Major rebuilding was also carried out between 1908 and 1909, when the
swing bridge (unused since 1887) was removed.
With the re-doubling of railway tracks between Cockett West Junction and
Duffryn West Junction, in 2013 Network Rail replaced the viaduct with a modern
railway bridge, but did relocate part of the old grade 2 listed structure onto
railway land just to the west.
The Landore viaduct had been built from 1847 to 1850 to enable the South
Wales Railway to cross the canal and the river Tawe to reach Swansea .
The arrival of the train from Chepstow at Swansea ’s High Street Station in June 1850
was an occasion for much celebration, with speeches from Brunel and local
dignitaries during a banquet in a marquee especially erected on the
Burrows. That site was later excavated
for Swansea ’s
second dock, the South Dock (now the Marina), which opened in 1859, the year
Brunel died aged 53.
Landore was Brunel’s longest viaduct, originally 1,788ft (a third of a
mile) long, with thirty-seven spans, and built of Canadian pitch pine. Forty years later its length was
substantially reduced by building up an embankment on the eastern side of the
valley with slag from the nearby Hafod copper works, and replacing many
original timber piers with masonry. But
near Neath Road stand four masonry piers, each pierced with two arches, which
are part of Brunel’s original design.
At Llansamlet where the railway line passes through a cutting there was
danger of land slippage from old mine workings.
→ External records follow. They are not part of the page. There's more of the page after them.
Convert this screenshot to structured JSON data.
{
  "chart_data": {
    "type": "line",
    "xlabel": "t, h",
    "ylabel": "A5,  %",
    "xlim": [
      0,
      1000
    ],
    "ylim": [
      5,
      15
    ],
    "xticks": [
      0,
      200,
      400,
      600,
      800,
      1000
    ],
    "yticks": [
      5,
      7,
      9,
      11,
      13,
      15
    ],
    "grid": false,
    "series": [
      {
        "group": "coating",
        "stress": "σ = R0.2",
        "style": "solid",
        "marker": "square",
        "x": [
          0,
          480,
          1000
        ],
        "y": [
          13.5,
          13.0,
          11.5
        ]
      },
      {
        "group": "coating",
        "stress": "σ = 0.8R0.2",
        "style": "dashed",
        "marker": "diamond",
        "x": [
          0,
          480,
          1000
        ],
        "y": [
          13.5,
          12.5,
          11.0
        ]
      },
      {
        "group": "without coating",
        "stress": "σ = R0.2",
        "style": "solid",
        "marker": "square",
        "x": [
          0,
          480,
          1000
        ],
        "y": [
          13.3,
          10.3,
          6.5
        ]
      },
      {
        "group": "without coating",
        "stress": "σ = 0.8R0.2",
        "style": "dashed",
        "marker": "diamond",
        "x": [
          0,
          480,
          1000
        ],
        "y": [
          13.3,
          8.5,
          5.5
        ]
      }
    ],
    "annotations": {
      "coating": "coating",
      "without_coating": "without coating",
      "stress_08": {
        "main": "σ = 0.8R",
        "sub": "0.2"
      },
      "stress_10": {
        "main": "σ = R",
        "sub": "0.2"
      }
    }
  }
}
Brunel countered this with four “Flying Arches” to hold back the cutting
through which the line passes. These
span 70ft from the sides of the cutting; the design and weight of the arches,
with heavy copper slag on top of each masonry arch, is sufficient to resist the
thrust of the side.
There is also a local link to one of Brunel’s three innovative steam
ships. SS “Great
Britain ” was the second of these, the first iron-built
ocean-going ship with a screw propeller, now restored in its dry dock in Bristol . But even that was eclipsed by his final
nautical project - the huge PSS “Great Eastern”, which was beset with problems
during construction at Millwall and in attempting to launch her sideways in
1858. As a luxury transatlantic liner
she was a commercial failure, yet her most productive use was laying
transatlantic telegraph cables between Europe, America
and India .
The Swansea connection is that copper
merchant Henry Bath’s company diversified into ship-breaking, and in 1889-90
dismantled Brunel’s giant paddle steamship using a wrecking ball at Rock Ferry,
Birkenhead , on the Wirral. It took over 18 months, with just the top
mast surviving as the flagpole at the Kop end of Liverpool ’s
Anfield football ground: sadly not at the Liberty Stadium!